Best hyperparameters for Decision Tree (Normalized): {'max_depth': 6, 'min_samples_leaf': 3, 'min_samples_split': 13}
Decision Tree (Normalized) Mean Squared Error: 221.98539462081126
Decision Tree (Normalized) Mean Absolute Error: 12.1765873015873
Decision Tree (Normalized) R-squared: -1.1841936418513561


### **Random Forest Model**

In [None]:
# Random Forest
param_grid_random_forest = {'n_estimators': range(1, 400, 50),
                             'max_depth': range(1, 30,5),
                             'min_samples_split': range(2, 20, 4),
                             'min_samples_leaf': [1, 2, 4]}

grid_search_random_forest_normalized = GridSearchCV(RandomForestRegressor(random_state=42),
                                                     param_grid_random_forest,
                                                     cv=5,
                                                     scoring='neg_mean_squared_error',
                                                     n_jobs=-1)
grid_search_random_forest_normalized.fit(X_train_normalized, y_train)

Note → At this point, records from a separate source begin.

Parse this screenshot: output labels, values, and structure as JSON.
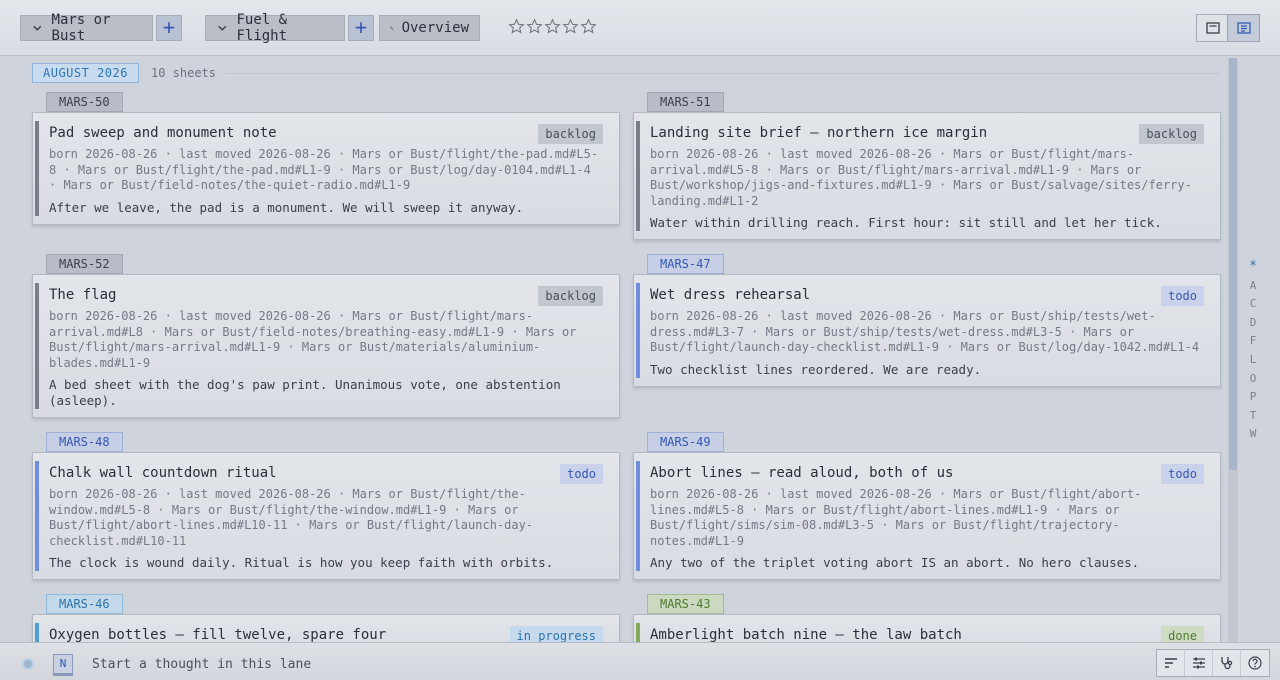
{
  "toolbar": {
    "project_label": "Mars or Bust",
    "lane_label": "Fuel & Flight",
    "overview_label": "Overview",
    "plus_label": "+",
    "rating": 0
  },
  "month": {
    "label": "AUGUST 2026",
    "count": "10 sheets"
  },
  "cards": [
    {
      "id": "MARS-50",
      "title": "Pad sweep and monument note",
      "status": "backlog",
      "meta": "born 2026-08-26  ·  last moved 2026-08-26  ·  Mars or Bust/flight/the-pad.md#L5-8 · Mars or Bust/flight/the-pad.md#L1-9 · Mars or Bust/log/day-0104.md#L1-4 · Mars or Bust/field-notes/the-quiet-radio.md#L1-9",
      "desc": "After we leave, the pad is a monument. We will sweep it anyway."
    },
    {
      "id": "MARS-51",
      "title": "Landing site brief — northern ice margin",
      "status": "backlog",
      "meta": "born 2026-08-26  ·  last moved 2026-08-26  ·  Mars or Bust/flight/mars-arrival.md#L5-8 · Mars or Bust/flight/mars-arrival.md#L1-9 · Mars or Bust/workshop/jigs-and-fixtures.md#L1-9 · Mars or Bust/salvage/sites/ferry-landing.md#L1-2",
      "desc": "Water within drilling reach. First hour: sit still and let her tick."
    },
    {
      "id": "MARS-52",
      "title": "The flag",
      "status": "backlog",
      "meta": "born 2026-08-26  ·  last moved 2026-08-26  ·  Mars or Bust/flight/mars-arrival.md#L8 · Mars or Bust/field-notes/breathing-easy.md#L1-9 · Mars or Bust/flight/mars-arrival.md#L1-9 · Mars or Bust/materials/aluminium-blades.md#L1-9",
      "desc": "A bed sheet with the dog's paw print. Unanimous vote, one abstention (asleep)."
    },
    {
      "id": "MARS-47",
      "title": "Wet dress rehearsal",
      "status": "todo",
      "meta": "born 2026-08-26  ·  last moved 2026-08-26  ·  Mars or Bust/ship/tests/wet-dress.md#L3-7 · Mars or Bust/ship/tests/wet-dress.md#L3-5 · Mars or Bust/flight/launch-day-checklist.md#L1-9 · Mars or Bust/log/day-1042.md#L1-4",
      "desc": "Two checklist lines reordered. We are ready."
    },
    {
      "id": "MARS-48",
      "title": "Chalk wall countdown ritual",
      "status": "todo",
      "meta": "born 2026-08-26  ·  last moved 2026-08-26  ·  Mars or Bust/flight/the-window.md#L5-8 · Mars or Bust/flight/the-window.md#L1-9 · Mars or Bust/flight/abort-lines.md#L10-11 · Mars or Bust/flight/launch-day-checklist.md#L10-11",
      "desc": "The clock is wound daily. Ritual is how you keep faith with orbits."
    },
    {
      "id": "MARS-49",
      "title": "Abort lines — read aloud, both of us",
      "status": "todo",
      "meta": "born 2026-08-26  ·  last moved 2026-08-26  ·  Mars or Bust/flight/abort-lines.md#L5-8 · Mars or Bust/flight/abort-lines.md#L1-9 · Mars or Bust/flight/sims/sim-08.md#L3-5 · Mars or Bust/flight/trajectory-notes.md#L1-9",
      "desc": "Any two of the triplet voting abort IS an abort. No hero clauses."
    },
    {
      "id": "MARS-46",
      "title": "Oxygen bottles — fill twelve, spare four",
      "status": "in progress",
      "meta": "",
      "desc": ""
    },
    {
      "id": "MARS-43",
      "title": "Amberlight batch nine — the law batch",
      "status": "done",
      "meta": "",
      "desc": ""
    }
  ],
  "alpha_index": [
    "*",
    "A",
    "C",
    "D",
    "F",
    "L",
    "O",
    "P",
    "T",
    "W"
  ],
  "bottom": {
    "badge": "N",
    "placeholder": "Start a thought in this lane"
  },
  "colors": {
    "accent": "#3457b2",
    "month": "#2d74b7",
    "done": "#4f7a2e"
  },
  "icons": [
    "chevron-down-icon",
    "plus-icon",
    "overview-icon",
    "star-icon",
    "card-view-icon",
    "list-view-icon",
    "sort-icon",
    "sliders-icon",
    "stethoscope-icon",
    "help-icon"
  ]
}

# Best hyperparameters for Random Forest
best_params_random_forest_normalized = grid_search_random_forest_normalized.best_params_
print("Best hyperparameters for Random Forest (Normalized):", best_params_random_forest_normalized)

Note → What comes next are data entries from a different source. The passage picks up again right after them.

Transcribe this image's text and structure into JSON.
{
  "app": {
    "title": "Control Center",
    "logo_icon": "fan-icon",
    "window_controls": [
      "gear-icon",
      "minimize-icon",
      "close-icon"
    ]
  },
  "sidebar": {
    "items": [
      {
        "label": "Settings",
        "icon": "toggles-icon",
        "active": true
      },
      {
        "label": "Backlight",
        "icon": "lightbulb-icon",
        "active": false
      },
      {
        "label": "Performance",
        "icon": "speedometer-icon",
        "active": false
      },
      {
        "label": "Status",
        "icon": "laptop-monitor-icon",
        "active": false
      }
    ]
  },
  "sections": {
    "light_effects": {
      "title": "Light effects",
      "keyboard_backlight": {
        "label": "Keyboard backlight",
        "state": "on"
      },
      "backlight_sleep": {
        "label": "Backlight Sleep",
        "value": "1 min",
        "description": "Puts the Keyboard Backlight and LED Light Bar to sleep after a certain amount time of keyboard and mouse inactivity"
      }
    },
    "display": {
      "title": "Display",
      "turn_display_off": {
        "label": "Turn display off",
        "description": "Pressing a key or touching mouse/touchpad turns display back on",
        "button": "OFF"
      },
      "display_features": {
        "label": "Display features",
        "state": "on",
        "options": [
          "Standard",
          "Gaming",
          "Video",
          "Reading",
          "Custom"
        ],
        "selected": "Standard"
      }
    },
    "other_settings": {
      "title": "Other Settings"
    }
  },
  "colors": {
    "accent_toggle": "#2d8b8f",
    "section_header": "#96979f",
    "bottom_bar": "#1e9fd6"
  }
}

# Evaluate Random Forest on the normalized test set with the best hyperparameters
best_random_forest_model_normalized = RandomForestRegressor(**best_params_random_forest_normalized, random_state=42)
best_random_forest_model_normalized.fit(X_train_normalized, y_train)
y_pred_random_forest_normalized = best_random_forest_model_normalized.predict(X_test_normalized)

# Evaluate Random Forest (Normalized)
mse_random_forest_normalized = mean_squared_error(y_test, y_pred_random_forest_normalized)
mae_random_forest_normalized = mean_absolute_error(y_test, y_pred_random_forest_normalized)
r2_random_forest_normalized = r2_score(y_test, y_pred_random_forest_normalized)

print(f'Random Forest (Normalized) Mean Squared Error: {mse_random_forest_normalized}')
print(f'Random Forest (Normalized) Mean Absolute Error: {mae_random_forest_normalized}')
print(f'Random Forest (Normalized) R-squared: {r2_random_forest_normalized}')


Random Forest (Normalized) Mean Squared Error: 127.97192299694215
Random Forest (Normalized) Mean Absolute Error: 9.556662400933972
Random Forest (Normalized) R-squared: -0.2591614913353748


# Report

## Regression Model Performance Summary

### Linear Regression

**Without Data Normalization:**
- Mean Squared Error: 247.53
- Mean Absolute Error: 10.81
- R-squared: -1.44

**With Data Normalization:**
- Mean Squared Error: 113.82
- Mean Absolute Error: 7.99
- R-squared: -0.12

### Support Vector Regression (SVR)

**Best Hyperparameters:** {'C': 1, 'gamma': 'scale', 'kernel': 'linear'}

**Without Data Normalization:**
- Mean Squared Error: 193.92
- Mean Absolute Error: 9.24
- R-squared: -0.91

**With Data Normalization:**
- Mean Squared Error: 145.71
- Mean Absolute Error: 8.85
- R-squared: -0.43

### Decision Tree

**Best Hyperparameters:** {'max_depth': 6, 'min_samples_leaf': 3, 'min_samples_split': 13}

**Without Data Normalization:**
- Mean Squared Error: 221.99
- Mean Absolute Error: 12.18
- R-squared: -1.18

**With Data Normalization:**
- Mean Squared Error: 221.99
- Mean Absolute Error: 12.18
- R-squared: -1.18

### Random Forest

**Best Hyperparameters:** {'max_depth': 11, 'min_samples_leaf': 2, 'min_samples_split': 7, 'n_estimators': 101}

**Without Data Normalization:**
- Mean Squared Error: 124.49
- Mean Absolute Error: 9.34
- R-squared: -0.22

**With Data Normalization:**
- Mean Squared Error: 127.97
- Mean Absolute Error: 9.56
- R-squared: -0.26

---

**Observations:**
- The Linear Regression model with data normalization stands out as the best performer.
- Linear Regression and SVR show improved performance with data normalization, as indicated by lower mean squared errors and absolute errors.
- Decision Tree performance remains consistent with or without normalization, suggesting less sensitivity to feature scaling.
- Random Forest exhibits a slight increase in mean squared error with normalization, but the impact is relatively small.

**Note:**
- Data normalization has varying effects on different regression models. Consideration should be given to the specific characteristics of each model and the dataset when deciding whether to normalize features.